Might there be flowers sometimes 
growing at the base of the
church wall, the old, weathered
church wall,
might there be bluebells,
might the church sometimes be
actually of Heaven,
might the church be the echoing
House of God, the
conch that He blows to rouse the
believers,
might God even pick the church up,
look in it with one eye
squinting to see all the believers?
He sees people, He knows their
names, their lives, every
hair on their head,
but really, it’s just people and
He loves them all.
He turns the church upside down
and shakes them out like
salt on His table,
God salts the bread with the
people of His church,
might God salt the bread
with the people of His
church? Might God break the bread
and the wine, might God sing along
out of tune with the hymns
just for fun, might God be here
among us in every form, every manner,
every way, might God be in the cat,
in the tire’s screech, in weeds,
in the wrong order at Hardee’s,
in the weariness of the single mother
who has to work a double shift,
in Shohei Ohtani’s baseball bat,
in mama’s wig, might God be forgiveness
in every boorish thing the president says?

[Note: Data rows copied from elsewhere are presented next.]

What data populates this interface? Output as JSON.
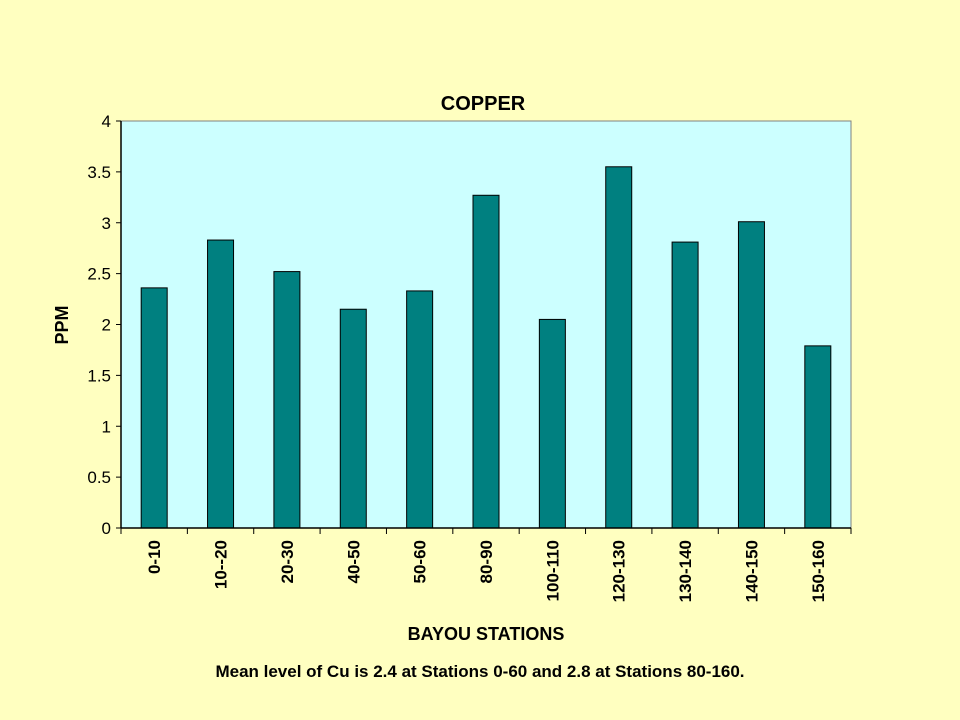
{
  "colors": {
    "page_background": "#ffffc0",
    "plot_background": "#ccffff",
    "bar_fill": "#008080",
    "bar_stroke": "#000000"
  },
  "caption": "Mean level of Cu is 2.4 at Stations 0-60 and 2.8 at Stations 80-160.",
  "chart_data": {
    "type": "bar",
    "title": "COPPER",
    "xlabel": "BAYOU STATIONS",
    "ylabel": "PPM",
    "categories": [
      "0-10",
      "10--20",
      "20-30",
      "40-50",
      "50-60",
      "80-90",
      "100-110",
      "120-130",
      "130-140",
      "140-150",
      "150-160"
    ],
    "values": [
      2.36,
      2.83,
      2.52,
      2.15,
      2.33,
      3.27,
      2.05,
      3.55,
      2.81,
      3.01,
      1.79
    ],
    "ylim": [
      0,
      4
    ],
    "yticks": [
      "0",
      "0.5",
      "1",
      "1.5",
      "2",
      "2.5",
      "3",
      "3.5",
      "4"
    ],
    "grid": false,
    "legend": "none"
  }
}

Might God be the power and the glory,
The Almighty, might not God be terrible and
trembling, eating Ezekiel wheels for
breakfast drowned in the milk of the blood
of the martyrs, might not God be our God, mine,
yours, Yahweh, Jehovah, the Ineffable,
Unnamable Name, the Lord of Hosts,
The Alpha and Omega, amen?
At the base of the church there are little
green things growing, may the people be
these, may the heavens be these,
may God and all things be forever
green things growing.

Alex Rainey Ward is a poet, novelist and songwriter. The first poem he ever wrote was for an Arbor Day contest; he won, and with some other children got to plant a tree by the river. He recently became a grandfather.